Arithmetic of rational number multiplication;
(1) The commutative law of multiplication: ab = ba(2) The associative law of multiplication: (AB) C = A (BC);
(3) Distribution law of multiplication: a(b+c)=ab+ac.
Rational number division rule: dividing by a number is equal to multiplying the reciprocal of this number; Note: Zero cannot be divisible.
Addition and subtraction of algebraic expressions
Monomial: in algebraic expressions, if only multiplication (including power) operations are involved.

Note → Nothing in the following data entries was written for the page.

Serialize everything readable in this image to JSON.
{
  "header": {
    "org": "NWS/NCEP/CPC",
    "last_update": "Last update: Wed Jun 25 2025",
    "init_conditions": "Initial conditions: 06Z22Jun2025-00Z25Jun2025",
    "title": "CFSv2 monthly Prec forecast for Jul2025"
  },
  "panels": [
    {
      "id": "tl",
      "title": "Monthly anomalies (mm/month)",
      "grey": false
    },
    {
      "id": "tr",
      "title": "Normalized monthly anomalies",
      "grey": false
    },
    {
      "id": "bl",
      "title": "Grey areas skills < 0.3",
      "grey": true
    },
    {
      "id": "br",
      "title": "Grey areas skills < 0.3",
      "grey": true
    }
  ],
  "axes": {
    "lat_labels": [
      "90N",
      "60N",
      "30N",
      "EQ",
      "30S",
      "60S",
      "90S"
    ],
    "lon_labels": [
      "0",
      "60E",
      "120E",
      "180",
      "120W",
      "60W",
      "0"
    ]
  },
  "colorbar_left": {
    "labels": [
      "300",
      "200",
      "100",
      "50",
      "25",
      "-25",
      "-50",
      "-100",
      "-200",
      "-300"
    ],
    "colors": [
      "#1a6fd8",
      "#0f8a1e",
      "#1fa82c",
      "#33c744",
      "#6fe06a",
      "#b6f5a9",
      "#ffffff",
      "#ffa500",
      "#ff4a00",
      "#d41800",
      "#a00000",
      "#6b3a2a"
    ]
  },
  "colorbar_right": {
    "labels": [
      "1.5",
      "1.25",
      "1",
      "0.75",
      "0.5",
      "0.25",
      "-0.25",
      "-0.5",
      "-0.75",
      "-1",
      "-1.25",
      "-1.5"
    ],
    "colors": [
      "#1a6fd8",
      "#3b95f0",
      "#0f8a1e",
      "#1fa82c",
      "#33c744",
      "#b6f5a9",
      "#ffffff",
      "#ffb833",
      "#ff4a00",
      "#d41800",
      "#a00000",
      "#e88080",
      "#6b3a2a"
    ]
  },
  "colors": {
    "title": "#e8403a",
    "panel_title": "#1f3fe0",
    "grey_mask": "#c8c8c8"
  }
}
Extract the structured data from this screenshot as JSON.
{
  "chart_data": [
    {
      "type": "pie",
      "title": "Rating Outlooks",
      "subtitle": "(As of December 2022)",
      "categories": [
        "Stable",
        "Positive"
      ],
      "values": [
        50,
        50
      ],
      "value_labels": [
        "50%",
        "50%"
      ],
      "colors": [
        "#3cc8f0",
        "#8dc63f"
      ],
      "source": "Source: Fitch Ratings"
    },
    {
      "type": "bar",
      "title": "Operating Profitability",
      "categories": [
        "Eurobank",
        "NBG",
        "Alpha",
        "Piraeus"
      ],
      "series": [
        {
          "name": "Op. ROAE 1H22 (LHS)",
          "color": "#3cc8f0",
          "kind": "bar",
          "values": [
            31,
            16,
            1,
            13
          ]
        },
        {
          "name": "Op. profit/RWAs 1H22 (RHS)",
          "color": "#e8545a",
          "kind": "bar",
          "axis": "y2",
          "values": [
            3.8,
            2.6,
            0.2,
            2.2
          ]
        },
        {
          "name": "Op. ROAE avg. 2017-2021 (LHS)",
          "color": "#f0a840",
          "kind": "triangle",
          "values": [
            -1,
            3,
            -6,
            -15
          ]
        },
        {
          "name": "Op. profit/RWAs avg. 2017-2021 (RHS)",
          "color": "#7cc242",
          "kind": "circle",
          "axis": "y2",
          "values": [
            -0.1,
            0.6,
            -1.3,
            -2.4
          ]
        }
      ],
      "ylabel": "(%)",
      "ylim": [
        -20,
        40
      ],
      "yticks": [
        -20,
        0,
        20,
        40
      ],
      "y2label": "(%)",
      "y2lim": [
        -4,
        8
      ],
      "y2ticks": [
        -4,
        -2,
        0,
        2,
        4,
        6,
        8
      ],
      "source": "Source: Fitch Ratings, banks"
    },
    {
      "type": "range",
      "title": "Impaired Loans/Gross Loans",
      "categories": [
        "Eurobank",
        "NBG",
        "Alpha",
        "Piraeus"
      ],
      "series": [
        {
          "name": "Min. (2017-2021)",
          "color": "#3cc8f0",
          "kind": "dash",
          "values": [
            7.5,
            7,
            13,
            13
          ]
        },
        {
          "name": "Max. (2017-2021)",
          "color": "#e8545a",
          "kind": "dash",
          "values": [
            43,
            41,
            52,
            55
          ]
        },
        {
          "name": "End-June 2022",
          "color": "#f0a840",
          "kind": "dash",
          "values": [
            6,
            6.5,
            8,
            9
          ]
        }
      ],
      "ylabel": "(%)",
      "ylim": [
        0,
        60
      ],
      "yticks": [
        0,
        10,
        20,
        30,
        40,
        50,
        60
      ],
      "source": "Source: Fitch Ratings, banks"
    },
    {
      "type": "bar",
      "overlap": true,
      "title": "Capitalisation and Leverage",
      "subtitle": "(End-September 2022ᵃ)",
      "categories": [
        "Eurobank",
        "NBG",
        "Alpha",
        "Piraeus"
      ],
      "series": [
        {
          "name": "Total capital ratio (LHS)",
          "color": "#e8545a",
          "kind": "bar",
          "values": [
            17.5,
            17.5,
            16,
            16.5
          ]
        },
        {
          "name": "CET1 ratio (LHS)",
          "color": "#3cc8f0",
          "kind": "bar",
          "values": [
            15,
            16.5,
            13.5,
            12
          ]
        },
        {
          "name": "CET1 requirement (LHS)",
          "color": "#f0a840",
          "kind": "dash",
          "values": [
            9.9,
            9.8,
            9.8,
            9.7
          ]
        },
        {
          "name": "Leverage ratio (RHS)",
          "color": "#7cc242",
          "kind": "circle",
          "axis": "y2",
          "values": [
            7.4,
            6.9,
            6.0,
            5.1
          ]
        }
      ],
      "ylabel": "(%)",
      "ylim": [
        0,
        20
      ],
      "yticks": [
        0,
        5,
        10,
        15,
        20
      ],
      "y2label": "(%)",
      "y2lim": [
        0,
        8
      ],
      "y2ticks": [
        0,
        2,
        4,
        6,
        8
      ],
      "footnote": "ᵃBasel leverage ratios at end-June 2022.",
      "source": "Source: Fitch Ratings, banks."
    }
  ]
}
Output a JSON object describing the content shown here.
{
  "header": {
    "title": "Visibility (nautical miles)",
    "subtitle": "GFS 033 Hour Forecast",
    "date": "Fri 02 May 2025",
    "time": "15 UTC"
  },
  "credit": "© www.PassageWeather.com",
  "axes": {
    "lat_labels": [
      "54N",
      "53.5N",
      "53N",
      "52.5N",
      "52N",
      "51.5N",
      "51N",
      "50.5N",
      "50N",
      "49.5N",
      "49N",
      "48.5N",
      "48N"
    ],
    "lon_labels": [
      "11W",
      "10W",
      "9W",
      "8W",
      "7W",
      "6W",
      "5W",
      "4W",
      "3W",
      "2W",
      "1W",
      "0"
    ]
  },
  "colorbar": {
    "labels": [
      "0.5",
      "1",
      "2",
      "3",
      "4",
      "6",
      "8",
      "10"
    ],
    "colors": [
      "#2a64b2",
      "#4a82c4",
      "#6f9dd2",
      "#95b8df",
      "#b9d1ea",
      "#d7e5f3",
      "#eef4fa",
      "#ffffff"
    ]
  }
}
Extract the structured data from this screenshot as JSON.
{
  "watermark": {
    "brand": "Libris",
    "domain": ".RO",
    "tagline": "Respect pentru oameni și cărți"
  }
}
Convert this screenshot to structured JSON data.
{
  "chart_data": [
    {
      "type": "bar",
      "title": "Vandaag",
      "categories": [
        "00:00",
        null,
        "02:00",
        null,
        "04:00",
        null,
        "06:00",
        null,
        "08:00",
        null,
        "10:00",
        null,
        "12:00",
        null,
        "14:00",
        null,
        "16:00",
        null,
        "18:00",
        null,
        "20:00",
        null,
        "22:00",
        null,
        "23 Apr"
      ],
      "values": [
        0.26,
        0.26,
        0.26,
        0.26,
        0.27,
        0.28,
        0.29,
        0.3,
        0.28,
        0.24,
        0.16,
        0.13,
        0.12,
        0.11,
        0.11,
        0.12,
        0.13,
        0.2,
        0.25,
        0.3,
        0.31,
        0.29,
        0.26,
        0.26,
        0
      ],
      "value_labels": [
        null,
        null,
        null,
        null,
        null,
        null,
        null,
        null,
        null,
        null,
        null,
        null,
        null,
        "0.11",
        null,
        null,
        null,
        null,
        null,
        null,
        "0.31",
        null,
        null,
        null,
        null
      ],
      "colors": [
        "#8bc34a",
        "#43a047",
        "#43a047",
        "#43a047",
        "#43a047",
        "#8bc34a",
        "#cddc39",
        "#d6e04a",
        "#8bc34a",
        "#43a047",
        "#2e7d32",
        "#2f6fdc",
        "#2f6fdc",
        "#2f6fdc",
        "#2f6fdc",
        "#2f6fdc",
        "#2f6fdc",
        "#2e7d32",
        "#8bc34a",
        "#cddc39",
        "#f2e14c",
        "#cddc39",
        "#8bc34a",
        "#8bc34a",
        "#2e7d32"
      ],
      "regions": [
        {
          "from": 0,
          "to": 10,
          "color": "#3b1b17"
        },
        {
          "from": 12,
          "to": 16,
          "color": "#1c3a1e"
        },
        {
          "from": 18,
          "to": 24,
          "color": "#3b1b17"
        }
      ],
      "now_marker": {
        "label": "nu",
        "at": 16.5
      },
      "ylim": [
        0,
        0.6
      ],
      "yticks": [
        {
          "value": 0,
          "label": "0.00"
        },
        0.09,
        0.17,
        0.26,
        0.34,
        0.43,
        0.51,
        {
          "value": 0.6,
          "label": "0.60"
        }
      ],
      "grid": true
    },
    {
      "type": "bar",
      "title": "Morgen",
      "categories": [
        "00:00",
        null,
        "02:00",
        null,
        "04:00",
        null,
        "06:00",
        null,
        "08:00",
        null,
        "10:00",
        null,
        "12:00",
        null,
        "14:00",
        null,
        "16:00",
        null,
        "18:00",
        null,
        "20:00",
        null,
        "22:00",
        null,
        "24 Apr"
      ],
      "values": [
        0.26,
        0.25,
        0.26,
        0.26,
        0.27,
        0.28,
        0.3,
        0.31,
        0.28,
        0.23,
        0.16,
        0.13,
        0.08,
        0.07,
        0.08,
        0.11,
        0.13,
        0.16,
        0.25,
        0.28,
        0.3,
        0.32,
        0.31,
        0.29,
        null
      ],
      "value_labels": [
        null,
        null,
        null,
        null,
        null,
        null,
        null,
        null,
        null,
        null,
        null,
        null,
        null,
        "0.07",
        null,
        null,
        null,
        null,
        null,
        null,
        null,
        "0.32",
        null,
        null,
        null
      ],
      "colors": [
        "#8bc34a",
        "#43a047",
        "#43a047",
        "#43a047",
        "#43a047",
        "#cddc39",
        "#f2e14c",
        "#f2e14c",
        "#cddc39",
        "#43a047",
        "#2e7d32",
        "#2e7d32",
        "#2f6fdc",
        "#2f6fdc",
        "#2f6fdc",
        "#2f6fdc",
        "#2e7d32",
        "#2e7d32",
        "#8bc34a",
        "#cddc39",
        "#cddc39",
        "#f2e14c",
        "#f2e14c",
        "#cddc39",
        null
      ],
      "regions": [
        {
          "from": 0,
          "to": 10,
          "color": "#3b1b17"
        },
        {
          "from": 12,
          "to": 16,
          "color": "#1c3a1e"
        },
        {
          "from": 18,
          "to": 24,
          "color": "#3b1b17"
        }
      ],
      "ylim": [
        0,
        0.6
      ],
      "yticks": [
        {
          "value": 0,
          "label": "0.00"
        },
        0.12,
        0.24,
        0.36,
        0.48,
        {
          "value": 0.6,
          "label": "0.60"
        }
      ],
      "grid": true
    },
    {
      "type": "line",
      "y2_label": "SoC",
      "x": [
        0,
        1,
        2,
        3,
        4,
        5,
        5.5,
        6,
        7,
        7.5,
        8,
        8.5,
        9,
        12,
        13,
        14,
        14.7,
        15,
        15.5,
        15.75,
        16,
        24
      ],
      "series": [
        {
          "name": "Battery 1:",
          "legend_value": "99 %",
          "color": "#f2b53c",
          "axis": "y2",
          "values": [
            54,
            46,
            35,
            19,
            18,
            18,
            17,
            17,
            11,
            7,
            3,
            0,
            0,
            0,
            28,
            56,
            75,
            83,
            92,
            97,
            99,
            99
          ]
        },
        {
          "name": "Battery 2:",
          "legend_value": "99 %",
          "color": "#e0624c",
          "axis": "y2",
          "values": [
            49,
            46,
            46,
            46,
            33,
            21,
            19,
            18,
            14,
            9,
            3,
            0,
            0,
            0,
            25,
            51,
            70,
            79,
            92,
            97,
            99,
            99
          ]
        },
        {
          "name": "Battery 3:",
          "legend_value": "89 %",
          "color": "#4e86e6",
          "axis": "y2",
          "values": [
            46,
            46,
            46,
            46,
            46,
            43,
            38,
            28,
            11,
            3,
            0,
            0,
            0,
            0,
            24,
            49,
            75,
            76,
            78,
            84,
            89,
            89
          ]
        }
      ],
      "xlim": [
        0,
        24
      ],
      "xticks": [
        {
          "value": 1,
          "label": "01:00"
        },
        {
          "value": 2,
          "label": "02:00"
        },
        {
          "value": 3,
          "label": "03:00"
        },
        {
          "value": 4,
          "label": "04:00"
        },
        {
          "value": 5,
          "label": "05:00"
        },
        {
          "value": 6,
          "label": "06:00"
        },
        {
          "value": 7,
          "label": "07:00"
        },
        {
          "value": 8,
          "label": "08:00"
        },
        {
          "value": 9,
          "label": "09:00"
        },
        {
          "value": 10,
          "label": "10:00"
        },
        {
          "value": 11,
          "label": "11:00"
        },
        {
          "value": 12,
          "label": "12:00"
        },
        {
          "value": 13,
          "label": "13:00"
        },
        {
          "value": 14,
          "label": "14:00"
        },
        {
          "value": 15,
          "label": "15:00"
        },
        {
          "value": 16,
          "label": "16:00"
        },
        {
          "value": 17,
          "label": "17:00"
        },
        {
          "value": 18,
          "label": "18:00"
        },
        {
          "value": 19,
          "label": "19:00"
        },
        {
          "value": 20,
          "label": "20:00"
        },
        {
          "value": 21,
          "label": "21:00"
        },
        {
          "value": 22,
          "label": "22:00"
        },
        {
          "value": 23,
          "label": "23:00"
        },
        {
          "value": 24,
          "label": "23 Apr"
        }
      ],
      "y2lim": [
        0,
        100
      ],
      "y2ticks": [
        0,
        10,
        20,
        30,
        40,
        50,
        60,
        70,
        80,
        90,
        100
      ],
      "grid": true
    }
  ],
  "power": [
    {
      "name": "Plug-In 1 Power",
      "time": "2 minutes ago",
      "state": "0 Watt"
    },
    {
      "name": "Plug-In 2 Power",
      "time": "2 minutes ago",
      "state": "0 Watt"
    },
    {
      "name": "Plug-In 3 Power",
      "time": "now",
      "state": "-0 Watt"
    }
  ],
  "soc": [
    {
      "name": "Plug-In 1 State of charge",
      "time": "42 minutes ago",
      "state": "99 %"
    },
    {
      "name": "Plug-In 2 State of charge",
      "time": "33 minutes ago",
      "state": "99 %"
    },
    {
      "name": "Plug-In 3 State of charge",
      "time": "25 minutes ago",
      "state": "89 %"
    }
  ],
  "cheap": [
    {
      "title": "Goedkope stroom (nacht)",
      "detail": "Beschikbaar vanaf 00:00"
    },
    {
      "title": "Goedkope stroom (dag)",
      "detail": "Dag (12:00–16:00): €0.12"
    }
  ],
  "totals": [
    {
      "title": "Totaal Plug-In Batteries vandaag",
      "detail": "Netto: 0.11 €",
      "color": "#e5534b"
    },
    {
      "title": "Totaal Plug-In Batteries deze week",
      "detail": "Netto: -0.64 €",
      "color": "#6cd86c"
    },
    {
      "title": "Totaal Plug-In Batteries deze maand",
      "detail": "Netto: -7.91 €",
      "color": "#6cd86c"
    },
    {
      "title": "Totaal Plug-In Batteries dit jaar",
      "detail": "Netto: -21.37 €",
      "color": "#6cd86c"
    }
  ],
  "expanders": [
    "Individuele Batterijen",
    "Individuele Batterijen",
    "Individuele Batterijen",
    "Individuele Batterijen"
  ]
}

Or algebraic expressions that contain division but do not contain letters in division are called monomials.
Single item's coefficient and number: the non-zero digital factor in a single item is called the single item's digital coefficient, which is simply called the single item's coefficient; When the coefficient is not zero, the sum of all the letter indexes in a single item is called the degree of the item.
Polynomial: The sum of several monomials is called polynomial.
Number and degree of polynomials: the number of monomials contained in a polynomial is the number of polynomial terms, and each monomial is called a polynomial term; In polynomial, the degree of the degree term is called the degree of polynomial; Note: (If A, B, C, P and Q are constants) ax2+bx+c and x2+px+q are two common quadratic trinomials.
Algebraic expression: An algebraic expression without division or with division but without letters is called an algebraic expression.
One-dimensional linear equation
One-dimensional linear equation: an integral equation with only one unknown number, the degree of which is 1, and a one-dimensional linear equation with non-zero coefficient.
The standard form of one-dimensional linear equation: ax+b=0(x is unknown, a and b are known numbers, a≠0).
The simplest form of a linear equation with one variable: ax=b(x is unknown, a and b are known numbers, a≠0).
The general steps of solving a linear equation with one variable: sorting out the equation ... removing the denominator ... dismantling the bracket ... changing the terms ... merging similar terms ... converting the coefficient into 1 ... (testing the solution of the equation).
Common formulas for solving application problems with column equations;
(1) Travel problem: distance = speed time;
(2) Engineering problems: workload = work efficiency and working time;
(3) ratio: part = total ratio;
(4) Downstream problem: Downstream velocity = still water velocity+water velocity, and countercurrent velocity = still water velocity-water velocity;
(5) Commodity price: selling price = pricing discount 0. 1, profit = selling price-cost;
(6) Perimeter, area and volume: C circle =2πR, S circle =πR2, C rectangle =2(a+b), S rectangle =ab, C square =4a, S square =a2, S ring =π(R2-r2), V cuboid =abc, V cube =a3, V cylinder.